Other limitations related to the ACC analysis include the potential for misclassifying ARGs found on plasmids even though they were previously shown to contain taxonomic information regarding the host microbe60. Because assembly of short-read sequences can inaccurately characterize plasmids and other MGEs61, deeper sequencing is needed to generate more complete assemblies and avoid misclassifying microbial hosts. Use of bioinformatic tools that focus on plasmid sequence analysis would also be informative if deeper sequencing methods are applied. Moreover, multiple ARGs were attributed to “uncultured” microbes. This finding, in addition to the large proportion of unassigned reads, also highlight the need for more comprehensive databases that can accurately predict microbial host taxonomies. Relatedly, our use of an amino acid-based taxonomic classifier for short reads (Kaiju) may have resulted in the overestimation of known taxa or genes, a limitation that may falsely inflate our measure of species richness and diversity62. In addition, the greatest proportion of unassigned reads was observed for lower taxonomic ranks (e.g., Genus, Species), suggesting that nucleic acid- or marker gene-based classification tools such as Kraken 263 or MetaPhlAn 464, respectively, may be better for taxonomic annotation. Since all our samples were processed with Kaiju at the same resolution, however, any loss of taxonomic information should be consistent across samples. Nonetheless, these alternative annotation strategies, used in conjunction with deeper sequencing methods, may be needed to further characterize gut communities. Because the ACC analysis relies on classifying microbial hosts based on co-occurrence of an ARG and its taxa on the same contig, alternative methods such as Single-molecule Real-time sequencing, could also be applied to address this issue in future studies. Finally, this study was performed before the inclusion of sequencing controls was common, and therefore, positive and negative controls were not included. These controls are required to appropriately remove potential contaminating sequences, which was not performed here. This omission could alter certain interpretations, particularly for the less abundant taxa or genes and may explain some of the batch effects observed by run.

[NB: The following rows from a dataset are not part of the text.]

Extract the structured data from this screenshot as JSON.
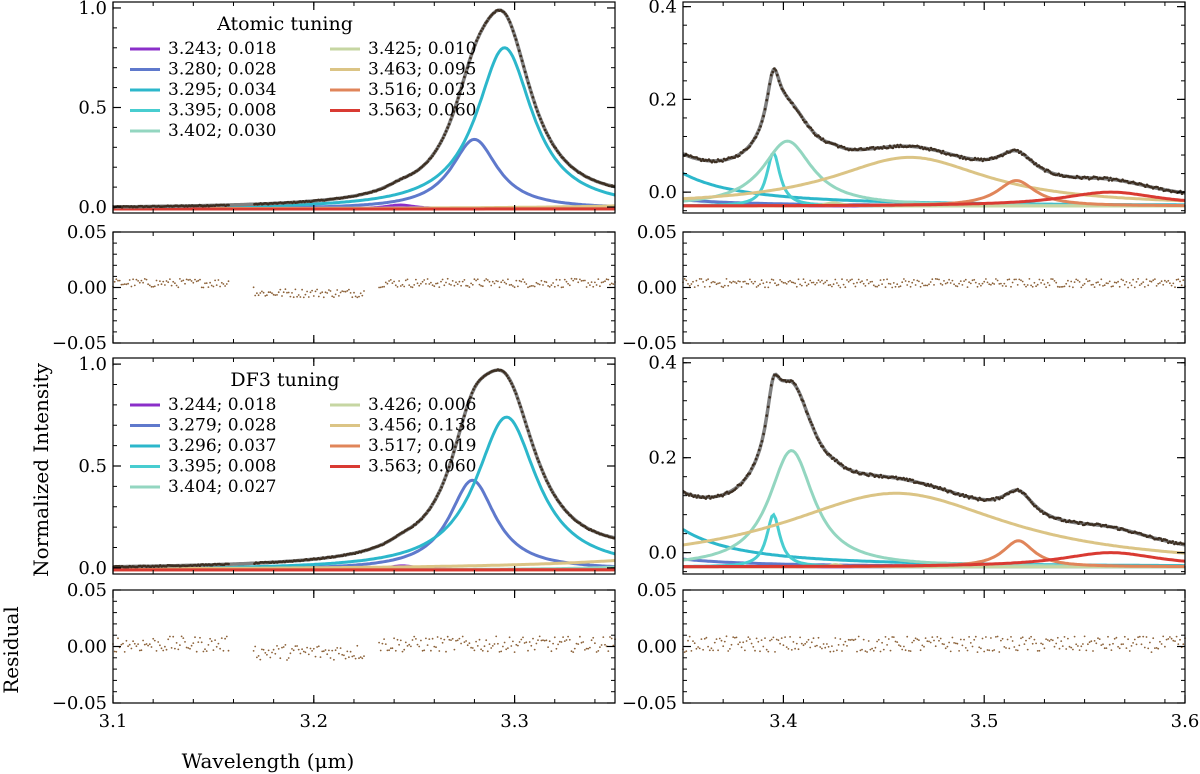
{
  "chart_data": {
    "type": "line",
    "xlabel": "Wavelength (μm)",
    "ylabel": "Normalized Intensity",
    "residual_ylabel": "Residual",
    "x_ranges": {
      "left": [
        3.1,
        3.35
      ],
      "right": [
        3.35,
        3.6
      ]
    },
    "x_ticks": {
      "left": [
        3.1,
        3.2,
        3.3
      ],
      "left_labels": [
        "3.1",
        "3.2",
        "3.3"
      ],
      "right": [
        3.4,
        3.5,
        3.6
      ],
      "right_labels": [
        "3.4",
        "3.5",
        "3.6"
      ]
    },
    "residual_ylim": [
      -0.05,
      0.05
    ],
    "residual_ticks": [
      -0.05,
      0.0,
      0.05
    ],
    "residual_tick_labels": [
      "−0.05",
      "0.00",
      "0.05"
    ],
    "rows": [
      {
        "title": "Atomic tuning",
        "ylim_left": [
          -0.03,
          1.03
        ],
        "ylim_right": [
          -0.045,
          0.41
        ],
        "yticks_left": [
          0.0,
          0.5,
          1.0
        ],
        "yticks_left_labels": [
          "0.0",
          "0.5",
          "1.0"
        ],
        "yticks_right": [
          0.0,
          0.2,
          0.4
        ],
        "yticks_right_labels": [
          "0.0",
          "0.2",
          "0.4"
        ],
        "baseline_left": -0.01,
        "baseline_right": -0.03,
        "residual_level": 0.004,
        "residual_noise": 0.004,
        "components": [
          {
            "label": "3.243; 0.018",
            "center": 3.243,
            "fwhm": 0.018,
            "amp": 0.02,
            "color": "#8b2fc9"
          },
          {
            "label": "3.280; 0.028",
            "center": 3.28,
            "fwhm": 0.028,
            "amp": 0.35,
            "color": "#5f79cc"
          },
          {
            "label": "3.295; 0.034",
            "center": 3.295,
            "fwhm": 0.034,
            "amp": 0.81,
            "color": "#2cb7cb"
          },
          {
            "label": "3.395; 0.008",
            "center": 3.395,
            "fwhm": 0.008,
            "amp": 0.115,
            "color": "#48cdd0"
          },
          {
            "label": "3.402; 0.030",
            "center": 3.402,
            "fwhm": 0.03,
            "amp": 0.14,
            "color": "#93d6c0"
          },
          {
            "label": "3.425; 0.010",
            "center": 3.425,
            "fwhm": 0.01,
            "amp": 0.007,
            "color": "#c6d6a2"
          },
          {
            "label": "3.463; 0.095",
            "center": 3.463,
            "fwhm": 0.095,
            "amp": 0.105,
            "color": "#dbc485"
          },
          {
            "label": "3.516; 0.023",
            "center": 3.516,
            "fwhm": 0.023,
            "amp": 0.055,
            "color": "#e0855a"
          },
          {
            "label": "3.563; 0.060",
            "center": 3.563,
            "fwhm": 0.06,
            "amp": 0.03,
            "color": "#d93a32"
          }
        ]
      },
      {
        "title": "DF3 tuning",
        "ylim_left": [
          -0.03,
          1.03
        ],
        "ylim_right": [
          -0.045,
          0.41
        ],
        "yticks_left": [
          0.0,
          0.5,
          1.0
        ],
        "yticks_left_labels": [
          "0.0",
          "0.5",
          "1.0"
        ],
        "yticks_right": [
          0.0,
          0.2,
          0.4
        ],
        "yticks_right_labels": [
          "0.0",
          "0.2",
          "0.4"
        ],
        "baseline_left": -0.01,
        "baseline_right": -0.03,
        "residual_level": 0.002,
        "residual_noise": 0.007,
        "components": [
          {
            "label": "3.244; 0.018",
            "center": 3.244,
            "fwhm": 0.018,
            "amp": 0.02,
            "color": "#8b2fc9"
          },
          {
            "label": "3.279; 0.028",
            "center": 3.279,
            "fwhm": 0.028,
            "amp": 0.44,
            "color": "#5f79cc"
          },
          {
            "label": "3.296; 0.037",
            "center": 3.296,
            "fwhm": 0.037,
            "amp": 0.75,
            "color": "#2cb7cb"
          },
          {
            "label": "3.395; 0.008",
            "center": 3.395,
            "fwhm": 0.008,
            "amp": 0.11,
            "color": "#48cdd0"
          },
          {
            "label": "3.404; 0.027",
            "center": 3.404,
            "fwhm": 0.027,
            "amp": 0.245,
            "color": "#93d6c0"
          },
          {
            "label": "3.426; 0.006",
            "center": 3.426,
            "fwhm": 0.006,
            "amp": 0.005,
            "color": "#c6d6a2"
          },
          {
            "label": "3.456; 0.138",
            "center": 3.456,
            "fwhm": 0.138,
            "amp": 0.155,
            "color": "#dbc485"
          },
          {
            "label": "3.517; 0.019",
            "center": 3.517,
            "fwhm": 0.019,
            "amp": 0.055,
            "color": "#e0855a"
          },
          {
            "label": "3.563; 0.060",
            "center": 3.563,
            "fwhm": 0.06,
            "amp": 0.03,
            "color": "#d93a32"
          }
        ]
      }
    ],
    "styles": {
      "model_color": "#808080",
      "data_color": "#3d2f22",
      "residual_color": "#8c6239"
    }
  }
}
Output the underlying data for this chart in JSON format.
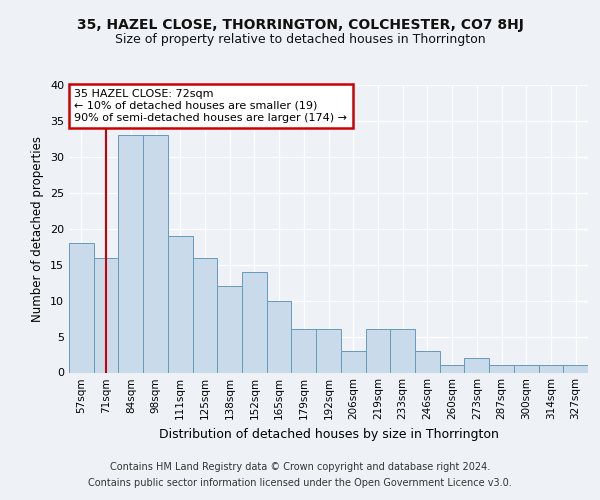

Despite these limitations, this study provides important data about alterations in the gut microbiota and resistome among patients with acute enteric infections caused by four bacterial pathogens. Our work also captures the relative restoration of a “healthy” gut following recovery from these infections in that the communities rebound to be more similar to the household (uninfected) controls. Such findings are needed to guide the development of targeted intervention strategies and therapeutic options aimed at rehabilitating a dysbiotic gut. Future work should focus on understanding the trajectory of recovery as it pertains to the presence and dissemination of drug resistance. Importantly, characterizing the interactions between microbial hosts, ARGs, and MGEs during the process of recovery is crucial to our understanding of how enteric infection impacts such dissemination.